By Barbara Shoup
Perhaps Nora shouldn’t have, but she sat down and kept listening until Bob Dylan’s gravelly voice singing “Like a Rolling Stone” undid her. Listening to that song when she was young, she had heard it as a taunt directed at those in the older generation who thought they knew everything, refused to change.
But listening this afternoon, in her own kitchen, what she heard was the terrible loneliness in his words. The sense that everything you believed in and expected life to be could just dissolve—and where would you be then?
It’s 1965, and for the first time in her life, Jane Barth feels at home. As a freshman on Indiana University’s campus—free from her family and past—she finds herself and builds a life she can be proud of. But after becoming tangled up in the ’60s anti-war movement, she runs away from it all and builds a happy but quiet life in northern Michigan. Decades later, while dropping her only daughter off in Bloomington for her freshman year of college, she is unwillingly re-immersed in the life she led during college, a life she had kept secret from her closest friends and family for the last 30 years. Jane struggles to keep the past buried, but as her marriage begins to crumble and her only daughter leaves for college, she is forced to confront it.

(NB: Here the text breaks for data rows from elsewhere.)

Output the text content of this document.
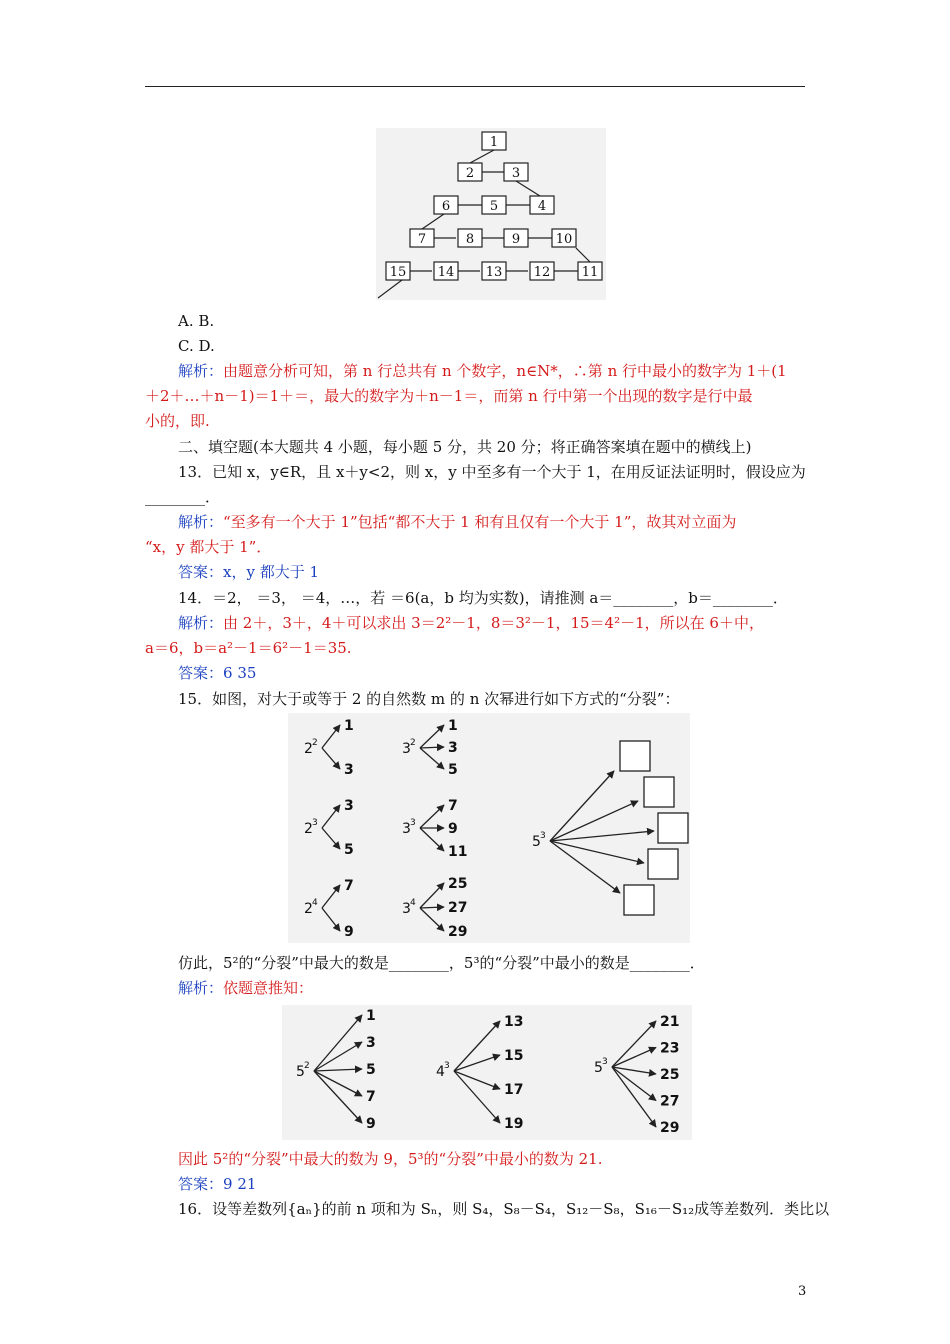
1
2	3
6	5	4
7	8	9	10
15 14 13 12 11
A. B.
C. D.
解析：由题意分析可知，第 n 行总共有 n 个数字，n∈N*，∴第 n 行中最小的数字为 1＋(1
＋2＋…＋n－1)＝1＋＝，最大的数字为＋n－1＝，而第 n 行中第一个出现的数字是行中最
小的，即.
二、填空题(本大题共 4 小题，每小题 5 分，共 20 分；将正确答案填在题中的横线上)
13．已知 x，y∈R，且 x＋y<2，则 x，y 中至多有一个大于 1，在用反证法证明时，假设应为
________．
解析：“至多有一个大于 1”包括“都不大于 1 和有且仅有一个大于 1”，故其对立面为
“x，y 都大于 1”．
答案：x，y 都大于 1
14．＝2， ＝3， ＝4，…，若 ＝6(a，b 均为实数)，请推测 a＝________，b＝________．
解析：由 2＋，3＋，4＋可以求出 3＝2²－1，8＝3²－1，15＝4²－1，所以在 6＋中，
a＝6，b＝a²－1＝6²－1＝35.
答案：6 35
15．如图，对大于或等于 2 的自然数 m 的 n 次幂进行如下方式的“分裂”：
2 2
1
3
2 3
3
5
2 4
7
9
3 2
1
3
5
3 3
7
9
11
3 4
25
27
29
5 3
仿此，5²的“分裂”中最大的数是________，5³的“分裂”中最小的数是________．
解析：依题意推知：
5 2
1
3
5
7
9
4 3
13
15
17
19
5 3
21
23
25
27
29
因此 5²的“分裂”中最大的数为 9，5³的“分裂”中最小的数为 21.
答案：9 21
16．设等差数列{aₙ}的前 n 项和为 Sₙ，则 S₄，S₈－S₄，S₁₂－S₈，S₁₆－S₁₂成等差数列．类比以
3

An American Tune is a straight-shooting examination of life’s inevitability. We think we know what we want, we make decisions, we make mistakes, we move on; but we can never completely erase the past or the way it has shaped our lives. Jane’s story is heavy with nostalgia for decades long gone and the emotions of someone struggling to embrace the present. She’s not entirely unhappy. Her daughter, Claire, is the life and light of her world, but as she heads off to college, Jane’s life is thrown into turbulent unhappiness. It’s pretty depressing the whole way through.
Jane isn’t a heroine. Her inability to say no to friends and the constant guilt she feels for events out of her control lead her to bad decisions and clouded perceptions of the world. She can be frustrating, but at the same time so realistic. No one really makes the right decision every time. But for many people, that will make Jane a difficult protagonist to care for. She’s contemplative, unsatisfied, and unhappy, and there is very little time in the novel not spent tangled up in Jane’s emotions. It’s not a bad thing, but maybe 300 pages of doom and gloom is a little much.
Length aside, Shoup beautifully tackles emotions that everyone must grapple with at some point in life. Eventually, we must look back at our past and deal with the person that past created. She approaches the topic with rawness and ingenuity. Jane’s life is dramatic and full of small choices that end in drastic results. It puts the sometimes inane momentum of life in perspective. You may regret certain decisions, but at least you didn’t blow up a building, right?